Après plus de quatre années d’instruction, treize personnes soupçonnées d’avoir participé, à des degrés divers, aux émeutes qui ont secoué la Guadeloupe à l’automne 2021 sont jugées pour « association de malfaiteurs » devant le tribunal de Fort-de-France (Martinique) à compter de lundi 26 janvier 2026. Le procès, qualifié par certains acteurs judiciaires de « procès des grands frères », doit durer trois semaines.

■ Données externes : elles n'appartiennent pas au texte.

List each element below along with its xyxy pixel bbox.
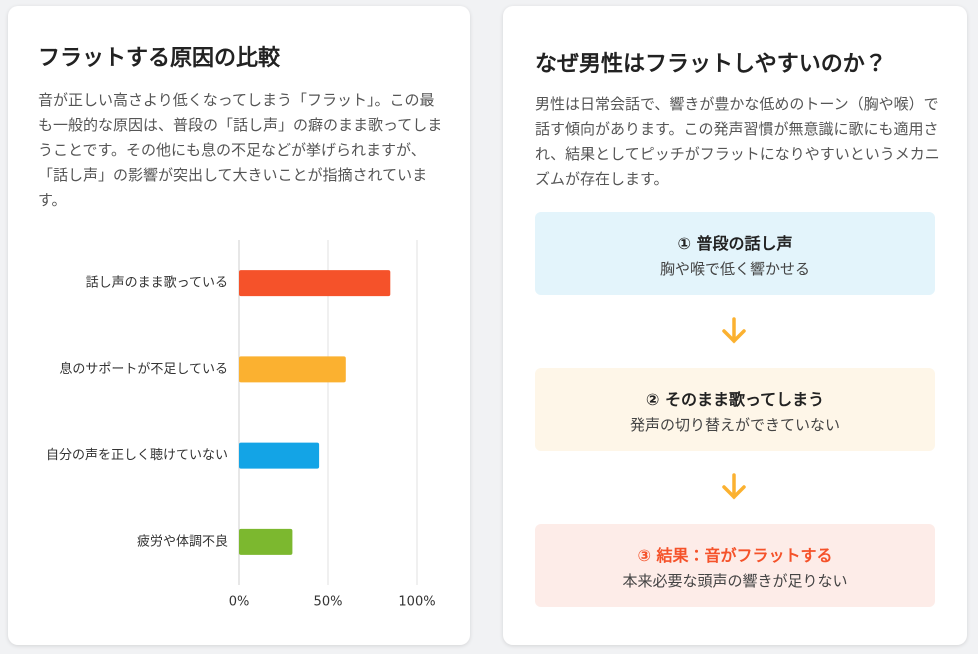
arrow xyxy=(722,317,746,344)
card-text: 音が正しい高さより低くなってしまう「フラット」。この最も一般的な原因は、普段の「… xyxy=(38,91,443,209)
step-sub: 発声の切り替えができていない xyxy=(629,416,840,434)
cause-card: フラットする原因の比較 音が正しい高さより低くなってしまう「フラット」。この最も… xyxy=(8,6,470,645)
card-title: なぜ男性はフラットしやすいのか？ xyxy=(535,52,887,77)
step-label: ③ 結果：音がフラットする xyxy=(637,546,833,565)
card-title: フラットする原因の比較 xyxy=(38,46,281,71)
y-tick-label: 息のサポートが不足している xyxy=(59,361,228,377)
chart: 0% 50% 100% 話し声のまま歌っている息のサポートが不足している自分の声を正し… xyxy=(46,240,436,610)
x-tick-label: 50% xyxy=(314,595,343,610)
step-sub: 胸や喉で低く響かせる xyxy=(659,260,810,278)
step-label: ① 普段の話し声 xyxy=(677,234,793,253)
step-box: ① 普段の話し声 胸や喉で低く響かせる xyxy=(535,212,935,295)
bar xyxy=(239,442,320,469)
step-sub: 本来必要な頭声の響きが足りない xyxy=(622,572,848,590)
bar xyxy=(239,528,293,555)
bar xyxy=(239,356,346,383)
y-tick-label: 疲労や体調不良 xyxy=(137,533,228,549)
step-box: ③ 結果：音がフラットする 本来必要な頭声の響きが足りない xyxy=(535,524,935,607)
reason-card: なぜ男性はフラットしやすいのか？ 男性は日常会話で、響きが豊かな低めのトーン（胸… xyxy=(503,6,967,645)
y-tick-label: 自分の声を正しく聴けていない xyxy=(46,448,228,463)
bar xyxy=(239,270,391,297)
arrow xyxy=(722,473,746,500)
card-text: 男性は日常会話で、響きが豊かな低めのトーン（胸や喉）で話す傾向があります。この発… xyxy=(535,95,940,188)
x-tick-label: 100% xyxy=(398,595,435,610)
y-tick-label: 話し声のまま歌っている xyxy=(86,276,228,291)
step-box: ② そのまま歌ってしまう 発声の切り替えができていない xyxy=(535,368,935,451)
x-tick-label: 0% xyxy=(229,595,250,610)
step-label: ② そのまま歌ってしまう xyxy=(645,390,825,409)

Les prévenus et les qualifications retenues
Parmi les treize prévenus figurent des profils variés : un agent des forces de l’ordre — accusé par l’accusation d’avoir aidé à l’organisation des faits —, des hommes présentés comme des « membres de gangs », des artistes issus du milieu du rap et plusieurs médiateurs de rue. L’ensemble des personnes mises en examen comparaît notamment pour « association de malfaiteurs », une qualification qui traduit, selon l’instruction, l’existence d’une concertation ou d’une organisation destinée à commettre des infractions.
Le dossier, instruit plus de quatre ans après les événements, rassemble éléments matériels et témoignages. Le calendrier judiciaire porte le procès à Fort-de-France plutôt qu’en Guadeloupe : une décision motivée par des impératifs liés à l’enquête et à l’organisation des débats, selon les éléments transmis au moment de la mise en examen.
Rappel des violences de novembre 2021
Les faits renvoient à une période de tensions profondes en Guadeloupe, en novembre 2021. L’archipel avait alors subi des vagues de contaminations massives au Covid-19 et été le théâtre d’une vive contestation contre l’obligation vaccinale des personnels soignants. Le conflit syndical opposant des infirmiers et autres personnels médicaux refusaient de se soumettre à la vaccination, et la situation s’est rapidement envenimée.
Mi-novembre 2021, tandis que l’UGTG — un syndicat décrit comme indépendantiste et très actif jusqu’alors — appelait à une mobilisation générale, des barricades ont été érigées dans plusieurs points de l’île. Ces barrages, tenus par des jeunes et des moins jeunes, souvent cagoulés et parfois armés, ont impliqué le déplacement de pneus et leur mise à feu sur des ronds-points ainsi que sur des axes névralgiques, paralysant une partie des transports et perturbant la vie quotidienne.
Enjeux judiciaires et dimensions sociales
Le procès vise à éclairer la responsabilité individuelle et collective de ceux qui, selon l’accusation, auraient organisé ou participé aux actions les plus visibles et violentes de ces mobilisations. Au-delà des réquisitions pénales, l’affaire pose des questions sur la frontière entre contestation sociale et basculement dans l’illégalité organisée, et sur la place de figures locales — médiateurs, artistes, individus liés aux réseaux de rue — dans des mouvements massifs.
La présence d’un policier parmi les prévenus est un élément particulièrement sensible : elle alimente des interrogations sur d’éventuelles complicités internes et sur la capacité des institutions à prévenir ou contrôler des débordements. Les qualifications retenues devant le tribunal permettront d’examiner de manière formelle ces allégations au cours des audiences qui s’étaleront sur trois semaines.
Les parties civiles et la défense disposeront chacune d’un temps d’expression au cours des débats pour présenter leurs éléments. Le calendrier judiciaire et la complexité du dossier — qui mêle aspects pénaux, contexte social et retentissement médiatique — laissent présager des audiences denses, centrées sur l’analyse des preuves et la qualification juridique des actes reprochés.
Enfin, ce procès intervient dans un contexte plus large de discussion sur la gestion des crises sanitaires et sociales en outre-mer, et sur les réponses institutionnelles face à des mobilisations puissantes. Sans préjuger des décisions qui seront rendues, les débats à Fort-de-France doivent permettre d’établir les responsabilités et, pour les observateurs, d’évaluer les mécanismes qui ont conduit à l’escalade des violences en novembre 2021.